Mid-November brought more dispiriting signs of the state of the Catholic Church in the United States. On November 11 came the firing of conservative bishop Joseph Strickland as head of the Tyler, Texas, diocese. It was understandably welcomed by those fed up with Strickland’s MAGA-aligned grandstanding and increasingly extremist attacks on Pope Francis for “undermining the Deposit of the Faith.” Uncertain is the degree to which mismanagement of the diocese might also have been a factor. Regardless, the move isn’t likely to remove Strickland from the scene.
Then followed the U.S. bishops’ meeting in Baltimore. It produced little of note. Abortion was again declared the preeminent priority when it comes to voting—almost forty years to the month after Cardinal Joseph Bernardin’s consistent ethic-of-life lecture at Fordham University in 1983, and six weeks after Chicago cardinal Blase Cupich’s appeal to apply his predecessor’s framework to contemporary concerns like climate change. There was no meaningful discussion of the recently concluded Synod assembly in Rome. The cause of Isaac Hecker’s sainthood was advanced. It’s natural to wonder what the nineteenth-century priest, who had such a capacious vision for the American Catholic Church, would make of what it is today.
Strickland himself came to Baltimore, though he did not participate in the meeting. Still a bishop, as he reminded supporters outside the hotel where the meeting was being held, he said he was on hand only to pray. Then he complained of getting in trouble just for being honest and claimed that other bishops are afraid to speak out after what happened to him.
Two days after the meeting, a group called the Sacred Order of the Knights of the Republic sponsored a march in support of Strickland in downtown Tyler. The group describes itself as a “Fraternal Order of Catholic Men, who are sworn to defeat modernism, the synthesis of all heresies, and rebuild Christendom by defending the Faith, Holy Mother Church, protecting the faithful, and reinforcing Christian virtue in the Republic.” A diocesan priest emailed me before the march, sounding resigned. “Just like in politics, the church is becoming polarized. To make the situation even more difficult, the same lack of discretion that politicians have is beginning to be a feature within the church. As always, the changes in society affect the way we behave.”

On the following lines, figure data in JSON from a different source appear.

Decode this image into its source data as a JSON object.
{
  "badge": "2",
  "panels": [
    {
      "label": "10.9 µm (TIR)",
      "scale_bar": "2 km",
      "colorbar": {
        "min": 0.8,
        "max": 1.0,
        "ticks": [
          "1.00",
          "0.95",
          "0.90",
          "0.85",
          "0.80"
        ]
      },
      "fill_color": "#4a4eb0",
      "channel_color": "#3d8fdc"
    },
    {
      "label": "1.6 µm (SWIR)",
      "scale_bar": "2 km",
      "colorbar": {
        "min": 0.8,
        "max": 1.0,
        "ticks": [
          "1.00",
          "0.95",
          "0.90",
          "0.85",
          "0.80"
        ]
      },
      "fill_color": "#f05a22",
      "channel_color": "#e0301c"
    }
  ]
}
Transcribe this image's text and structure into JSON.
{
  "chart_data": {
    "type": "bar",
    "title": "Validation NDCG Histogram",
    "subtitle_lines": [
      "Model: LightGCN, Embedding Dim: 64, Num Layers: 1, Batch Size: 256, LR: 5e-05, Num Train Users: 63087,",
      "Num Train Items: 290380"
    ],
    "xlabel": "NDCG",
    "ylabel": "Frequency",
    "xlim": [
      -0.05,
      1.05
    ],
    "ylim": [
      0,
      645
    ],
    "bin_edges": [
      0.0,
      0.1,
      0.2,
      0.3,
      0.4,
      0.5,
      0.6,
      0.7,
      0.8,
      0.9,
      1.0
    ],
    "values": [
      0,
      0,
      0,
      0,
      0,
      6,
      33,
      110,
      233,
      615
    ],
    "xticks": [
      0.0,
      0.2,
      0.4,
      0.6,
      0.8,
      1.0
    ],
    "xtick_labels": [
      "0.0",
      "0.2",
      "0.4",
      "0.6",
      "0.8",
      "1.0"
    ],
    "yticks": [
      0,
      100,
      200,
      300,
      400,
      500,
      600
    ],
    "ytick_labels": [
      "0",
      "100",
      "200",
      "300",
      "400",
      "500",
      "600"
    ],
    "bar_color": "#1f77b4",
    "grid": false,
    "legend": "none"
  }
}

It was estimated that as many as 1,200 people showed up to the march. Though Strickland was not in attendance, he retains an army of followers on X (formerly Twitter). He also has a monthly video interview program sponsored by LifeSiteNews. Episodes of the “The Bishop Strickland Show” going back years can be found on the video platform Rumble, whose lenient approach to content moderation, according to media watchdogs, allows right-wing misinformation and conspiracy theories to proliferate. Many of the top videos on the site push lies about Covid vaccines and the 2020 election. Strickland made a video appearance at the December 2020 Jericho March, a Big Lie event that conservative commentator Rod Dreher called “a shocking display of apocalyptic faith and politics and religious decadence,” and which has come to be seen as a dress rehearsal for the January 6 insurrection. In an episode of his show that aired after Joe Biden’s victory, he also claimed with no evidence that “the election is confused.” At one point, he allows that “I can be dumb, I really feel stupid sometimes,” before stating, apropos of nothing, that Kamala Harris “is not a Catholic, though she is very anti-Catholic.” His interviewer is never less than fawning. Strickland demurs. “I’m the bishop of Tyler, that’s all.” This is no longer the case, but his following might only grow.